Pada akhir-akhir ini juga, kita sering menyaksikan tindakan kriminal atau perilaku-perilaku
menyimpang baik itu di siaran televisi, koran, radio, media massa dan lain sebagainya.
Sebagian besar pelakunya adalah dari kalangan remaja. Seperti kasus tawuran
antar pelajar, miras, obat-obatan terlarang, bahkan pembunuhan bermotif dendam
atau kecemburuan.
Dalam hal ini orang tualah yang berperan
penting terhadap pertumbuhan dan perkembangan bayi. Dan yang lebih penting lagi
adalah cara bagaimana orang tua mendidik anaknya. Apakah pola yang mereka
gunakan itu tepat? Masalah ini harus sangat diperhatikan oleh orang tua, karena
penerapan pola asuh terhadap anak sangat berpengaruh pada perkembangan pribadi
anak.
1.2
RUMUSAN MASALAH
a. Apa pengertian anak,
orangtua, dan keluarga?
b. Bagaimana kajian
teori pengasuhan?
c. Apa pengertian
pengasuhan anak dalam keluarga?
d. Apa saja jenis-jenis pola dan
gaya pengasuhan anak?
e. Bagaimana fungsi
keluarga sebagai media transmisi atas nilai, norma, dan simbol?
f. Apa saja syarat pola asuh keluarga yang efektif?
g. Apa saja faktor yang
mempengaruhi pola asuh anak?
1.3
MAKSUD DAN TUJUAN
a.
Mengetahui pengertian anak, orangtua, dan keluarga,
b.
Mengetahui kajian teori pengasuhan,
c.
Mengetahui jenis-jenis pola dan
gaya pengasuhan anak,
d.
Mengetahui pengertian pengasuhan anak dalam keluarga,
e.
Mengetahui fungsi keluarga sebagai media transmisi
atas nilai, norma, dan simbol,
f.
Mengetahui syarat pola asuh keluarga yang efektif, dan
g.
Mengetahui faktor dan yang mempengaruhi pola asuh
anak.
BAB II
PEMBAHASAN
2.1 Pengertian Anak,
Orangtua, dan Keluarga
2.1.1
Pengertian Anak
Anak adalah hasil dari suatu proses tahapan
yang bermla dari bertemunya sel kelamin jantan dan betina (pembuahan), lalu terbentuklah zigot
yang bergerak ke uterus hingga terbentuklah embrio yang akan tumbuh menjadi
janin.

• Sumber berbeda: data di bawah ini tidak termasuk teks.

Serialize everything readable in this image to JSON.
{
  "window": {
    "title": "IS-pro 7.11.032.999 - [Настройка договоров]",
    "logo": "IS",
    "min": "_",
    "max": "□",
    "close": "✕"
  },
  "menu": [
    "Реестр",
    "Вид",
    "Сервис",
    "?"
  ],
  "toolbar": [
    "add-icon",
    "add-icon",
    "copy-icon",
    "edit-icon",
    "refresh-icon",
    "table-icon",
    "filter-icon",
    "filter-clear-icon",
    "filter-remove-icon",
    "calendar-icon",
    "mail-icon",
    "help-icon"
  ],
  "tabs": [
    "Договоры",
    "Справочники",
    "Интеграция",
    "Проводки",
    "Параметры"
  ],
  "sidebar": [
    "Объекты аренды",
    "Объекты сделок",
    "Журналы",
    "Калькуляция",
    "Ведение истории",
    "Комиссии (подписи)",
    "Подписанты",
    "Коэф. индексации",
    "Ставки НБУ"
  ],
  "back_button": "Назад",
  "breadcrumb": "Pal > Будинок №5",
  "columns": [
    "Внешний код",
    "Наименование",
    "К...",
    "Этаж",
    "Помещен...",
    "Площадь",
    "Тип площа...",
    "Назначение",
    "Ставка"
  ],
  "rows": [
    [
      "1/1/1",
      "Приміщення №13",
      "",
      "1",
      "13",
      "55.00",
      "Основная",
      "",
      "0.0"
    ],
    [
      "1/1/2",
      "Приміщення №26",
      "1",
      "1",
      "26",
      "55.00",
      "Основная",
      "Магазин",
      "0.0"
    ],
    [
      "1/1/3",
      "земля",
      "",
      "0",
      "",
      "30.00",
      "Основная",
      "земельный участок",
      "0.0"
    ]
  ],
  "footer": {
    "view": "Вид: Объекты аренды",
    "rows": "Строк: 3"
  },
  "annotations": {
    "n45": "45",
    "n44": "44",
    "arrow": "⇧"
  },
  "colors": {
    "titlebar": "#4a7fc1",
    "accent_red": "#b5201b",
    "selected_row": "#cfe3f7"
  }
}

Janin tersebut akan tumbuh dan jika saatnya telah tiba maka akan lahir
ke dunia menjadi seorang anak.
2.1.2 Pengertian
Orangtua
Orang tua adalah ayah dan ibu yang melahirkan
manusia baru (anak) serta mempunyai kewajiban untuk mengasuh, merawat dan
mendidik anak tersebut agar menjadigenerasi yang baik. Orang tua mempunyai
peran yang sangat penting dalam pertumbuhan dan perkembangan mental spiritual
anaknya seperti:
·
Memberikan pengawasan dan pengendalian yang wajar agar anak tidak merasa
tertekan.
·
Mengajarkan kepada anak tentang dasar-dasar pola hidup pergaulan yang
benar.
·
Memberikan contoh perilaku yang baik dan pantas bagi anak-anaknya.
2.1.3 Pengertian
Keluarga
Keluarga
merupakan lembaga pertama dalam kehidupan anak, tempat ia belajar dan
menyatakan diri sebagai mahluk sosial. Dalam keluarga umumnya anak ada dalam
hubungan interaksi yang intim. Keluarga memberikan dasar pembentukan tingkah
laku, watak, moral dan pendidikan anak (Kartono, 1992). Keluarga merupakan
lingkungan pertama dan utama bagi anak yang mempunyai pengaruh besar. Haryoko
(1997:2) berpendapat bahwa lingkungan keluarga sangat besar pengaruhnya sebagai
stimlans dalam perkembangan anak. Bentuk pertama dari pendidikan terdapat dalam
kehidupan keluarga.
2.2 KAJIAN TEORI
PENGASUHAN
2.2.1
Teori pengasuhan
Bern
(1997) menyatakan bahwa pengasuhan merupakan proses yang berlangsung terus
menerus yang melibatkan interaksi antara orangtua dengan anak. Sementara jarome
kagan (1975) menyatakan pengasuhan sebagai suatu alat untuk melaksanakan suatu
rangkaian pengambilan keputusan untuk mensosialisasikan nilai kepada anak.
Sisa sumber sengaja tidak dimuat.